Sebelum rilis data tersebut rupiah masih akan volatil melawan dolar AS, dengan kecenderungan menguat.
Dari dalam negeri, data inflasi menjadi perhatian utama. Konsensus pasar yang dihimpun CNBC Indonesia dari 12 institusi memperkirakan inflasi (year on year/yoy) akan menembus 5,15% pada bulan ini.
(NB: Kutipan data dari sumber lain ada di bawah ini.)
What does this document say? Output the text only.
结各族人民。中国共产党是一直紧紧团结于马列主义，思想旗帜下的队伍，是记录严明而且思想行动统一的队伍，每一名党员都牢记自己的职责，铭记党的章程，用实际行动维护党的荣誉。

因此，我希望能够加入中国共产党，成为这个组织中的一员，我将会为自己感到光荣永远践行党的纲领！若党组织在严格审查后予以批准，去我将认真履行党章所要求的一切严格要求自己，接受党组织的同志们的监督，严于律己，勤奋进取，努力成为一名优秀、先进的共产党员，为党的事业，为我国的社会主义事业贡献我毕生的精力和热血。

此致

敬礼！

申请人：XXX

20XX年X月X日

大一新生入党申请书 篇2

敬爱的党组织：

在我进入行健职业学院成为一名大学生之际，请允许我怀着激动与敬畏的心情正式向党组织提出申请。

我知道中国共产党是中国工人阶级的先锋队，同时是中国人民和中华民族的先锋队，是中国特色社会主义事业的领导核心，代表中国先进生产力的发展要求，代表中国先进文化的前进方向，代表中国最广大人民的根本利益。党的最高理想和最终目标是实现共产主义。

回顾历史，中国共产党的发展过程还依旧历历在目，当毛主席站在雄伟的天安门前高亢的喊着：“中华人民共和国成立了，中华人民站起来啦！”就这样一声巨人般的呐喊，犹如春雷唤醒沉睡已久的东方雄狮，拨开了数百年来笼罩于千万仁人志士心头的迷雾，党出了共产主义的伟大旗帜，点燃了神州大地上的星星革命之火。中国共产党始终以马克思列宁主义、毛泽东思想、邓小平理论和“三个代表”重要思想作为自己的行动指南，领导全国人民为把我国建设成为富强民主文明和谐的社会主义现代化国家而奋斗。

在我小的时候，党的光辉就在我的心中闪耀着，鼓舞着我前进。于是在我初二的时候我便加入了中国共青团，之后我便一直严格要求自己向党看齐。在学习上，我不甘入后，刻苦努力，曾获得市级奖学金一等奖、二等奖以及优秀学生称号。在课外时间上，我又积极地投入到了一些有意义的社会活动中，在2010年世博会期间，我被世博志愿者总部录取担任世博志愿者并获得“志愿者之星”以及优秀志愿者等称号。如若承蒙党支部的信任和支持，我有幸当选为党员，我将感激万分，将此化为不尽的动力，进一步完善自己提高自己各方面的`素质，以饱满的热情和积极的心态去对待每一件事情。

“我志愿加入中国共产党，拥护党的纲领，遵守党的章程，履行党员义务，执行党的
Inflasi tersebut lebih rendah dibandingkan pada Februari yang tercatat 5,47%.
Hal ini tentunya menjadi kabar baik, sebab inflasi menurun saat memasuki bulan Ramadhan yang biasanya menjadi puncak tertinggi.
Secara teknikal, rupiah saat ini berada di bawah rerata pergerakan 50 hari (Moving Average 50/MA 50), MA 100 dan MA 200. Sehingga ruang penguatan tentunya terbuka lebih besar.
Penguaran Mata Uang Garuda semakin terakselerasi setelah sukses menembus level psikologis setelah sukses melewati Rp 15.090/US$ yang sebelumnya menjadi support kuat.
Level tersebut merupakan Fibonacci Retracement 50% yang ditarik dari titik terendah 24 Januari 2020 di Rp 13.565/US$ dan tertinggi 23 Maret 2020 di Rp 16.620/US$.
Selama mampu bertahan di bawah level psikologis Rp 15.000/US$, rupiah berpeluang menguat lebih jauh ke kisaran Rp 14.900/US$ – Rp 14.840/US$ yang menjadi support kuat pekan ini.
Sementara itu indikator Stochastic pada grafik harian mulai masuk wilayah jenuh jual (oversold).
Stochastic merupakan leading indicator, atau indikator yang mengawali pergerakan harga. Ketika Stochastic mencapai wilayah overbought (di atas 80) atau oversold(di bawah 20), maka harga suatu instrumen berpeluang berbalik arah.
Dengan stochastic masuk wilayah oversold, artinya ada risiko rupiah mengalami koreksi.
Rp 15.090/US$ akan menjadi resisten terdekat yang bisa menahan pelemahan rupiah. Tetapi jika ditembus, ada risiko pelemahan akan lebih besar.